自由な表現活動に配慮、「不必要な不安、本意ではない」

<運用基準修正の意味>

 ステルスマーケティング規制は、これまでの景品表示法規制と性質が大きく異なる。ステマに対する消費者、事業者の認識も一致していない。規制すべきステマの社会への浸透を図る必要があり、慎重な運用が求められる。

 景表法は、広告の「優良・有利誤認」など、商品の品質や性能、取引条件の内容を評価し、消費者の誤認を招く表示を規制する。一方、ステマ規制は、内容の悪質性は考慮しない。「事業者の表示」を隠していると認められるかだ。違反の構成要件はシンプル。措置命令のハードルは下がるが、「優良誤認」等と同じ制裁効果を持つ。

 景表法の規制対象は、「商品・役務の供給者」のため、規制を受けるのは基本的に広告主だ。ただ、ステマの実態把握に向けた調査過程で、消費者庁は、景表法に定める調査権限(報告徴収、立入検査)を活用するとしている。権限は、広告主に関係する広告代理店、アフィリエイター、インフルエンサー等にも及ぶ。「第三者の自主的な意思」など関係性の把握に必要なためだ。事業活動に大きな影響があるにも関わらず、運用基準は、問題事例が抽象的であるため、事業者から不満の声があがっていた。これを受け、規制の提言を行った自民党部会でも慎重な調整が行われていた。

 追記、修正が行われた運用基準は、事業者の予見性に対する配慮がみられる。

 「なりすまし」と判断される可能性のある事業者の従業員による表示では、販促担当でない従業員による個人としての発信は、問題とならないとした。「ある意味で、規制の抜け道になる」(業界関係者)との指摘もある。明記したのは、個人の自由な表現活動を優先したためだろう。

 基準も、前段で改めて景表法の趣旨、規制対象の説明に触れ、事業者の自由な広告、第三者の自由な表現活動を不当に制約するものではないと明記した。ある公取OBは、「ガイドラインで景表法の趣旨に改めて触れるケースは珍しい。全く新しい規制であり、丁寧な説明を心がけたのだろう」と印象を話す。

 「利益提供秘匿型」においても、第三者が行った表示に誤記があり、その修正を依頼しても、これをもって「表示内容の決定に関与」と判断しない旨を追記した。アフィリエイト広告規制でも課題として浮上した「適切な表示を心がけても管理すればするほど、関係が密になり、表示に関与したと判断される」(事業者)という懸念の払しょくを図ったとみられる。

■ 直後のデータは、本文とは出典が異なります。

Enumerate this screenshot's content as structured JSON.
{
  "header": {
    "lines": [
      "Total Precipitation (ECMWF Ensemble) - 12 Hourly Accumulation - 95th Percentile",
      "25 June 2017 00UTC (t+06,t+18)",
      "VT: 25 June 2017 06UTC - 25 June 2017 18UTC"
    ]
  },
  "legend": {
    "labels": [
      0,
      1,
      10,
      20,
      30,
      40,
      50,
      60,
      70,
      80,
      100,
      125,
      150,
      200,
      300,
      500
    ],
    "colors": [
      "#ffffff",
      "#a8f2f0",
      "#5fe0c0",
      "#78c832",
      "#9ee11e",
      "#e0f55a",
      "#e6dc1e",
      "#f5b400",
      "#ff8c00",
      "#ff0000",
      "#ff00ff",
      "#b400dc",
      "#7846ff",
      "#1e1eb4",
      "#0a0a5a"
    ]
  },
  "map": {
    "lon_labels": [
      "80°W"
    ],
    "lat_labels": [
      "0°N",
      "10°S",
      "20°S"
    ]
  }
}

 消費者庁は、ステマ規制について、「規制の趣旨はあくまで、一見、第三者の表示であるのに事業者の表示であるものを規制すること。不必要に不安を与えるのは本意ではない」(南雅晴表示対策課長)と話す。

 悪質なステマは、確信犯のケースが少なくない。セーフハーバーを示し、予見性や「表現の自由」への配慮を優先したのも、丁寧な調査に基づく実態把握を通じ、取り締るべき対象を絞り対処する意思の表れだろう。